Washington, Dec 24 (IANS): US Chairman of the Joint Chiefs of Staff Martin Dempsey has emphasized "zero tolerance" for bullying in the armed forces, after eight US soldiers were charged with hazing that led to the death of a fellow Chinese-American soldier in Afghanistan.
Writing in a posting on his Facebook site and Twitter account, Dempsey stressed that bullying and hazing "undermine everything the military stands for", the American Forces Press Service reported Friday.
He added that every member of the armed forces has a personal responsibility to uphold its "zero tolerance" standard and should intervene to stop any such occurrences, reported Xinhua.
Hazing is a new or potential recruit to the military being told to perform strenuous, humiliating, or dangerous tasks.
"We are currently investigating several allegations of hazing within our ranks," Dempsey said in the posting.
Dempsey posted the message after the US Army charged Wednesday eight soldiers for being allegedly involved in the death of Army Private Danny Chen, a Chinese-American from the Chinatown in New York.

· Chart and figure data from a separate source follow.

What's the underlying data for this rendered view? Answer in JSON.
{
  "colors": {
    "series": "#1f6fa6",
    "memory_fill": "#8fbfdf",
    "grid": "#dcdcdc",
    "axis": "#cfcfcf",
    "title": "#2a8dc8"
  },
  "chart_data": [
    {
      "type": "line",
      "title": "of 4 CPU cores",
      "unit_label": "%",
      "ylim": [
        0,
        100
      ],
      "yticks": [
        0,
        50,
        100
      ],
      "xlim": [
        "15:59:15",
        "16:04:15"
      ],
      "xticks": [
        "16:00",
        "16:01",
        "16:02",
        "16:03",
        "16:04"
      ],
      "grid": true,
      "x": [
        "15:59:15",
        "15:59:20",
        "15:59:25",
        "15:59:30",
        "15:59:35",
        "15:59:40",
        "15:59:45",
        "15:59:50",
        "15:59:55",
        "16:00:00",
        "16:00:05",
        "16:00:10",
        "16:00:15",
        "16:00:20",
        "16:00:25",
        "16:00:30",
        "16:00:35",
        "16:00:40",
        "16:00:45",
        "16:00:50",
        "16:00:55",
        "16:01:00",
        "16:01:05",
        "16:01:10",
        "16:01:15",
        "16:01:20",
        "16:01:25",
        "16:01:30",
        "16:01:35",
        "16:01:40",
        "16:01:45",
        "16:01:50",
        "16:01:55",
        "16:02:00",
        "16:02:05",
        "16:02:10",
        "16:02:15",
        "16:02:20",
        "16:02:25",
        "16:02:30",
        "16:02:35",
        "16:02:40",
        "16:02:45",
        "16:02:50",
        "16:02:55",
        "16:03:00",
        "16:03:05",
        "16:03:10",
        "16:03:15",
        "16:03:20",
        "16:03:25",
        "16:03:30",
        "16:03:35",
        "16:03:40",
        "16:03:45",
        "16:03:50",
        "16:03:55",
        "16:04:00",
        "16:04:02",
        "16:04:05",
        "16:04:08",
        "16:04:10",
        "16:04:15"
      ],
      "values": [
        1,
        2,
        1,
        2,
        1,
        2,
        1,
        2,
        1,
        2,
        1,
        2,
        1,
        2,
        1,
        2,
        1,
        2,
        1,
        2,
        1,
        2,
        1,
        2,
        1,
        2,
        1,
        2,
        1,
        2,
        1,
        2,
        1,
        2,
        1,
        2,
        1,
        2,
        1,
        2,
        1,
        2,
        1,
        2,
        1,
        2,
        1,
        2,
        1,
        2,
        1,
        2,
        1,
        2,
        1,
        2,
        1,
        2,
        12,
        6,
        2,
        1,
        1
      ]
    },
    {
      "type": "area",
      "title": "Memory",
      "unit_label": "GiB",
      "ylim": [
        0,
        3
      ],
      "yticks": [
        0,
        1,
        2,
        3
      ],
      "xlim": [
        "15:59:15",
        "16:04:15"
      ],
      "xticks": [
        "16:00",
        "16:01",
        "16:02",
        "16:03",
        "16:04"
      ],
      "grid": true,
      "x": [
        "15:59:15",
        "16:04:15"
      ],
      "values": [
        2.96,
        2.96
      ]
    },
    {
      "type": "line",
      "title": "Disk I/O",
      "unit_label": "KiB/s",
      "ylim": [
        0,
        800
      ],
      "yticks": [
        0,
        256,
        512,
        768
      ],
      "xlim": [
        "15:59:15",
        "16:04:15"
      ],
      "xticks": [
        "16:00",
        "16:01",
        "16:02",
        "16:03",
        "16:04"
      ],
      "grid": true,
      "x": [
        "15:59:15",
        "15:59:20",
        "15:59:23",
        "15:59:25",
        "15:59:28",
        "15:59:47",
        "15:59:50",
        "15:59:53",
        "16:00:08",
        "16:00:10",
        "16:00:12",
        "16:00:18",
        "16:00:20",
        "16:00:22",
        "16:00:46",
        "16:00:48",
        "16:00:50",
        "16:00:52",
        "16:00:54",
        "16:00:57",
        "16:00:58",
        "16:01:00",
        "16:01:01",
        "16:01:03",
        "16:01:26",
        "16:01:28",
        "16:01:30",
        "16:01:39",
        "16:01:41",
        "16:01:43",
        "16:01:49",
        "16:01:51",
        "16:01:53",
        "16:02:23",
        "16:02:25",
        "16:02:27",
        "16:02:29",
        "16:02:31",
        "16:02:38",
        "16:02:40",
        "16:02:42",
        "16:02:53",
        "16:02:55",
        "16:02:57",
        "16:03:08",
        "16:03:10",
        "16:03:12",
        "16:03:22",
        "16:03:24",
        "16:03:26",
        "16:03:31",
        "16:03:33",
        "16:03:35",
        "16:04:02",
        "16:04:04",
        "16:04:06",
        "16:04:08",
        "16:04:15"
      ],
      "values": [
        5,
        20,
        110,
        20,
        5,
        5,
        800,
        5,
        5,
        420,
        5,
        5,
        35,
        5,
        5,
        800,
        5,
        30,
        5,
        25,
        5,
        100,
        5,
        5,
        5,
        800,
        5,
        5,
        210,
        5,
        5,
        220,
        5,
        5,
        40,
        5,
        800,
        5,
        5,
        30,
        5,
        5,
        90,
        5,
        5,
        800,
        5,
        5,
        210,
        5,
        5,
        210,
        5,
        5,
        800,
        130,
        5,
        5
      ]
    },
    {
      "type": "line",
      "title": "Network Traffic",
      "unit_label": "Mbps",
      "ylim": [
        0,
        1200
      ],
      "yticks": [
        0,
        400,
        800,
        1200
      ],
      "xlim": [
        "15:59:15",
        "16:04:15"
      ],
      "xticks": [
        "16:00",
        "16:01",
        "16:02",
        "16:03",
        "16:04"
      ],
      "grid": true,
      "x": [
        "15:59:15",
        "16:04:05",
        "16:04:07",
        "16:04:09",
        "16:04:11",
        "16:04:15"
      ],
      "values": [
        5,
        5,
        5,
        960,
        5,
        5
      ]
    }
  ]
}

Chen, deployed to southern Afghanistan in August with the 25th Infantry Division, was found dead Oct 3 in a guard tower from "an apparent self-inflicted gunshot wound", army investigators said.
"These appear to be isolated instances of misconduct, but I want to be very clear: hazing is simply intolerable," Dempsey said in his message. "It undermines our values, tarnishes our profession and erodes the trust that bonds us."
"Every service member should be aware that participating in hazing or even observing it without reporting it are both wrong. We are duty-bound to protect one another from hazing in any form," Dempsey added.
The death of Chen shocked New York's Asian-American communities, which strongly urged the US military to launch a thorough investigation into the incident.
US military officials revealed to Chen's family that he had been subjected to physical abuse and ethnic slurs by his superiors, who dragged him one night out of bed and across the floor when he failed to turn off a water heater after showering.
This is the second such incident in the past year after the suicide of another Chinese-American soldier Harry Lew, a Marine from California, who killed himself in April in Afghanistan. Investigators found that Lew was subjected to a brutal hazing by his fellow Marines, three of whom were ordered court-martialed in October.